Streamlining Mass Production of Printable Electronics

” Memory devices — as a subset of electronic functions that includes logic, sensors and displays — have undergone an exponential increase in integration and performance known as Moore’s Law. In parallel, our daily lives increasingly involve an assortment of relatively low-performance electronic functions implemented in computer chips on credit cards, in-home appliances, and even smart tags on consumer products. While memory devices are becoming progressively more flexible, their ease of fabrication and integration in low performance applications have been generally been treated as being of secondary importance. But now, thanks to the work of a group of researchers at Munich University of Applied Sciences in Germany and INRS-EMT in Canada, this is about to change.
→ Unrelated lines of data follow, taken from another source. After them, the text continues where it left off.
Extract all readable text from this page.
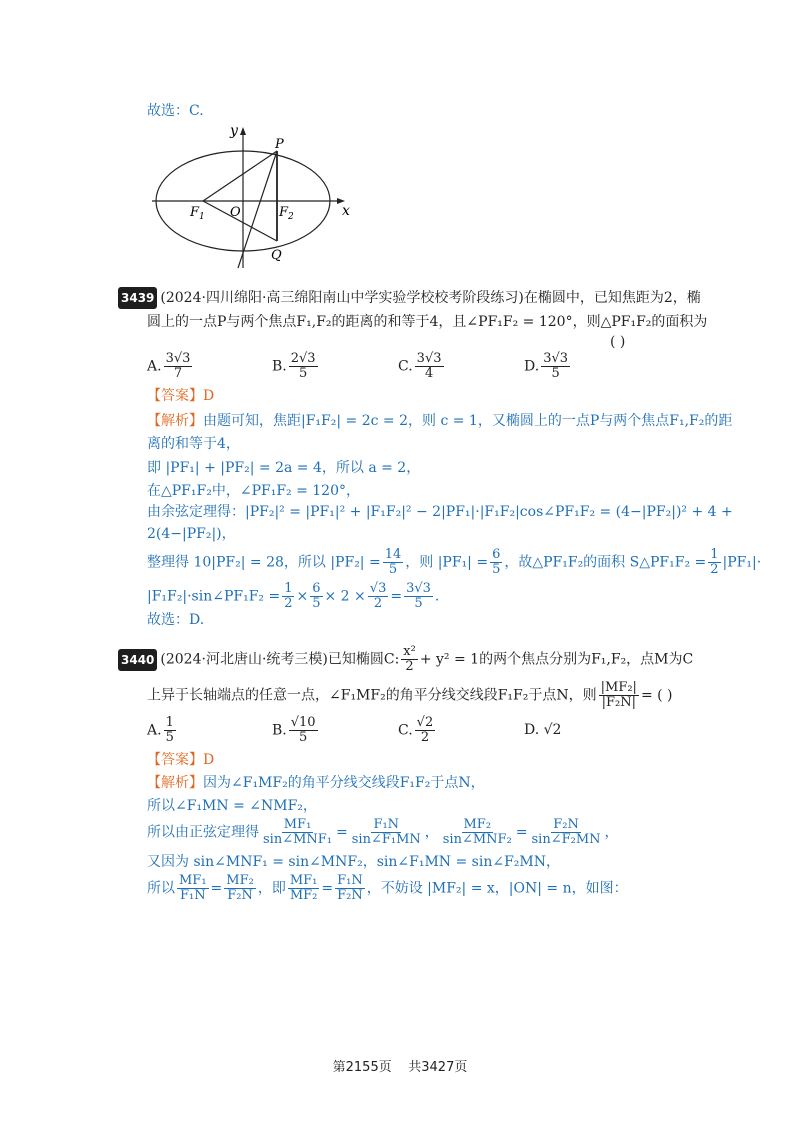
故选：C.
y
x
O
P
Q
$F_1$	$F_2$
3439 (2024·四川绵阳·高三绵阳南山中学实验学校校考阶段练习)在椭圆中，已知焦距为2，椭
圆上的一点P与两个焦点F₁,F₂的距离的和等于4，且∠PF₁F₂ = 120°，则△PF₁F₂的面积为
( )
A. $\frac{3√3}{7}$	B. $\frac{2√3}{5}$	C. $\frac{3√3}{4}$	D. $\frac{3√3}{5}$
【答案】D
【解析】由题可知，焦距|F₁F₂| = 2c = 2，则 c = 1，又椭圆上的一点P与两个焦点F₁,F₂的距
离的和等于4，
即 |PF₁| + |PF₂| = 2a = 4，所以 a = 2，
在△PF₁F₂中，∠PF₁F₂ = 120°，
由余弦定理得：|PF₂|² = |PF₁|² + |F₁F₂|² − 2|PF₁|·|F₁F₂|cos∠PF₁F₂ = (4−|PF₂|)² + 4 +
2(4−|PF₂|)，
整理得 10|PF₂| = 28，所以 $|PF_2| = \frac{14}{5}$ ，则 $|PF_1| = \frac{6}{5}$ ，故△PF₁F₂的面积 S△PF₁F₂ = $\frac{1}{2} |PF_1|\cdot$
|F₁F₂|·sin∠PF₁F₂ = $\frac{1}{2} \times \frac{6}{5} \times 2 \times \frac{√3}{2} = \frac{3√3}{5}$ .
故选：D.
3440 (2024·河北唐山·统考三模)已知椭圆C: $\frac{\text{x²}}{2} + y^2 = 1$的两个焦点分别为F₁,F₂，点M为C
上异于长轴端点的任意一点，∠F₁MF₂的角平分线交线段F₁F₂于点N，则 $\frac{\text{|MF₂|}}{\text{|F₂N|}}$ = ( )
A. $\frac{1}{5}$	B. $\frac{√10}{5}$	C. $\frac{√2}{2}$	D. √2
【答案】D
【解析】因为∠F₁MF₂的角平分线交线段F₁F₂于点N，
所以∠F₁MN = ∠NMF₂，
所以由正弦定理得 $\frac{\text{MF₁}}{\text{sin∠MNF₁}} = \frac{\text{F₁N}}{\text{sin∠F₁MN}}$ ， $\frac{\text{MF₂}}{\text{sin∠MNF₂}} = \frac{\text{F₂N}}{\text{sin∠F₂MN}}$ ，
又因为 sin∠MNF₁ = sin∠MNF₂，sin∠F₁MN = sin∠F₂MN，
所以 $\frac{\text{MF₁}}{\text{F₁N}} = \frac{\text{MF₂}}{\text{F₂N}}$ ，即 $\frac{\text{MF₁}}{\text{MF₂}} = \frac{\text{F₁N}}{\text{F₂N}}$ ，不妨设 |MF₂| = x，|ON| = n，如图：
第2155页 共3427页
Additive manufacturing, perhaps best known because of 3-D printing, allows for a streamlined process flow — eliminating complex lithography and material removal steps at the detriment of feature size, which is in many cases not critical for memory devices in less computationally demanding uses. Inkjet printing is a common office technology that competes with laser printing. It offers the added benefit of a straightforward transfer from inkjet to roll-to-roll printing. In an article appearing this week in Applied Physics Letters, from AIP Publishing, the group presents a proof of concept, using resistive memory (ReRAM) that now paves the way for mass-producing printable electronics.”